On the final day in Antarctica, we sailed through the narrow Neptune's Bellows passage into the caldera of an active volcano to reach Whalers Bay on Deception Island, where fuel tanks and workshops provided a rusty reminder of a once-thriving whaling industry. Nowadays penguins and lolloping seals guard the ash-coloured beach. But we weren't just there to enjoy the nature. The ultimate Antarctica challenge is the Polar Plunge - the chance to strip down to bathers for a frantic dip in 2°C waters. After wavering initially, I made the mad dash into the heart-stoppingly cold sea.

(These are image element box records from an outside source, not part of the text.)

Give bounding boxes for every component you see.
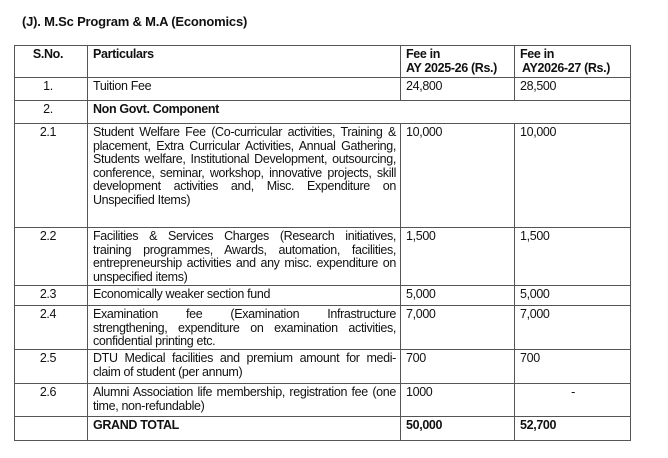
total-fee2: 52,700	[514, 416, 631, 441]
table-row: 2. Non Govt. Component	[14, 100, 631, 124]
row-sno: 2.3	[14, 285, 88, 306]
row-fee2: 1,500	[514, 227, 631, 286]
table-header-row: S.No. Particulars Fee in AY 2025-26 (Rs.)…	[14, 45, 631, 78]
row-sno: 2.	[14, 100, 88, 124]
table-row: 2.2 Facilities & Services Charges (Resea…	[14, 227, 631, 286]
row-particulars: Examination fee (Examination Infrastruct…	[87, 305, 401, 350]
row-fee2: -	[514, 383, 631, 417]
header-fee1-label: Fee in	[406, 47, 441, 61]
row-fee1: 7,000	[400, 305, 515, 350]
row-particulars: DTU Medical facilities and premium amoun…	[87, 349, 401, 384]
row-fee2: 700	[514, 349, 631, 384]
row-fee1: 1,500	[400, 227, 515, 286]
row-fee2: 7,000	[514, 305, 631, 350]
row-fee1: 24,800	[400, 77, 515, 101]
total-sno	[14, 416, 88, 441]
row-sno: 1.	[14, 77, 88, 101]
row-fee1: 1000	[400, 383, 515, 417]
header-fee-2026-27: Fee in AY2026-27 (Rs.)	[514, 45, 631, 78]
total-fee1: 50,000	[400, 416, 515, 441]
row-sno: 2.6	[14, 383, 88, 417]
table-row: 2.1 Student Welfare Fee (Co-curricular a…	[14, 123, 631, 228]
row-particulars: Economically weaker section fund	[87, 285, 401, 306]
header-particulars: Particulars	[87, 45, 401, 78]
row-sno: 2.5	[14, 349, 88, 384]
table-row: 2.5 DTU Medical facilities and premium a…	[14, 349, 631, 384]
header-fee1-sub: AY 2025-26 (Rs.)	[406, 60, 497, 75]
table-row: 2.4 Examination fee (Examination Infrast…	[14, 305, 631, 350]
fee-table: S.No. Particulars Fee in AY 2025-26 (Rs.)…	[14, 45, 631, 441]
row-fee1: 10,000	[400, 123, 515, 228]
total-label: GRAND TOTAL	[87, 416, 401, 441]
section-title: (J). M.Sc Program & M.A (Economics)	[22, 14, 248, 29]
header-sno: S.No.	[14, 45, 88, 78]
row-particulars: Student Welfare Fee (Co-curricular activ…	[87, 123, 401, 228]
row-fee1: 5,000	[400, 285, 515, 306]
row-particulars: Alumni Association life membership, regi…	[87, 383, 401, 417]
header-fee-2025-26: Fee in AY 2025-26 (Rs.)	[400, 45, 515, 78]
row-particulars: Facilities & Services Charges (Research …	[87, 227, 401, 286]
row-fee2: 5,000	[514, 285, 631, 306]
table-row: 2.3 Economically weaker section fund 5,0…	[14, 285, 631, 306]
row-fee2: 10,000	[514, 123, 631, 228]
row-particulars: Tuition Fee	[87, 77, 401, 101]
table-row: 2.6 Alumni Association life membership, …	[14, 383, 631, 417]
grand-total-row: GRAND TOTAL 50,000 52,700	[14, 416, 631, 441]
header-fee2-label: Fee in	[520, 47, 555, 61]
row-fee1: 700	[400, 349, 515, 384]
table-row: 1. Tuition Fee 24,800 28,500	[14, 77, 631, 101]
row-sno: 2.2	[14, 227, 88, 286]
row-sno: 2.4	[14, 305, 88, 350]
row-fee2: 28,500	[514, 77, 631, 101]
row-sno: 2.1	[14, 123, 88, 228]
row-particulars: Non Govt. Component	[87, 100, 631, 124]
header-fee2-sub: AY2026-27 (Rs.)	[522, 60, 611, 75]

As day faded and the sun dipped below the horizon like a ripe peach, I took one last lingering look at Antarctica from the snow-frosted bay of Half Moon Island. Chinstrap penguins hopped from rock to rock with ease. Seals barked and gave chase to anyone who ventured too close. We were the outsiders here. I pondered how to sum up my trip and decided that 'once in a lifetime' didn't quite cut it, as frankly I'd go back in a heartbeat.

Need to know

Prices start from £4,850 per person based on triple share, £6,300 for twin share and £7,850 to £8,500 for suite accommodation on the One Ocean Expeditions 10-night Marine Mammals Voyage. Rates includes all meals, excursions, ship transfers, waterproof clothing and onboard lectures. The next voyage is in March 2016, but other expeditions run from November to March. Swoop Antarctica were brilliant in helping me to organise the logistics, helping me to choose my itinerary and coordinate my flights and travel arrangements.